Manuel Pérez Lourido
El Taburete
Es solo un taburete. Un taburete alto de cafetería. A todas luces retapizado en negro. Me lo habían regalado en el bar donde me reunía con R. Nos juntábamos allí para expulgarnos. Ocio tasado y necesario de algún modo, como si fuese una canción para ese día. Nos sentábamos a beber algo y hablábamos sobre escribir.
La idea surgió una noche de tantas. El cielo pegado al paladar, la espesura del silencio en la casa oscura. Aventurarse en la cocina para cazar el sueño a base de evitarlo. Y la pulsión por comer o beber algo, sentado al borde de la encimera. No en la mesa cotidiana. Y en la memoria Tom Wolfe, el gigantón que, dicen, escribía apoyado en la nevera.
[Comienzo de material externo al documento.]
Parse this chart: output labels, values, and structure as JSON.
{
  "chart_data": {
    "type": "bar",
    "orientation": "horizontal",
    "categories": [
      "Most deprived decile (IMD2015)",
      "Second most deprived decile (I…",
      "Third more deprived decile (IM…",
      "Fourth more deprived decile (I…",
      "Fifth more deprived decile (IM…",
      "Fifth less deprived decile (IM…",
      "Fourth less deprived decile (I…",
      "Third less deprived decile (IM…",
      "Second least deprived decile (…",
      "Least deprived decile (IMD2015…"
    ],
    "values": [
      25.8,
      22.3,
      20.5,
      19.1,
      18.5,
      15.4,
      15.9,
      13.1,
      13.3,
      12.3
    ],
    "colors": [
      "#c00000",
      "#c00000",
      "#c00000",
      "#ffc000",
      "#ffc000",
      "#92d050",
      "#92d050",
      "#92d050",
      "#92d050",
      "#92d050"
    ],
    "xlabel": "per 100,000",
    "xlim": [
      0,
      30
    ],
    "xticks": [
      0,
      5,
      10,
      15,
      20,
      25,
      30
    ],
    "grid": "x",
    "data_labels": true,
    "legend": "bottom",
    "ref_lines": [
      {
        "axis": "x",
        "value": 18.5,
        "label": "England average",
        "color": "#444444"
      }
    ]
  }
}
Cuando se lo dije a M. ni siquiera ser rió. Contestó lacónicamente algo sensato y rebosante de escepticismo. Pero en mi creció la imagen del taburete, el rastro de las noches en que había que pelar la fruta del cansancio y hacer zumo de soledad y pensamientos que fuesen el brebaje con el que alcanzar cierto letargo.
Una tarde de tantas fui a buscar a R., tal vez a la hora convenida. Mientras esperaba, observé en un lateral del bar los desechos de otra vida de bar. Dos o tres taburetes apuntados a un desguace. Formulé la pregunta al encargar las bebidas y al irme a casa llevaba un taburete alto, tapizado en negro, de base circular y metálica. El mismo sobre al que estoy ahora subido, escribiendo esto en la encimera, una noche de tantas.
El peso de la existencia oscila como nuestro propio peso. Hay días en los que apenas puedes moverte y otros en los que pareces flotar. La mayor parte de las veces tu energía se ajusta a las decisiones y desplazamientos que debes trazar. En todo caso, y de un modo que resulta directamente inexplicable, a uno le ha parecido que tener un taburete alto al que encaramarse resulta una buena defensa para los días raros.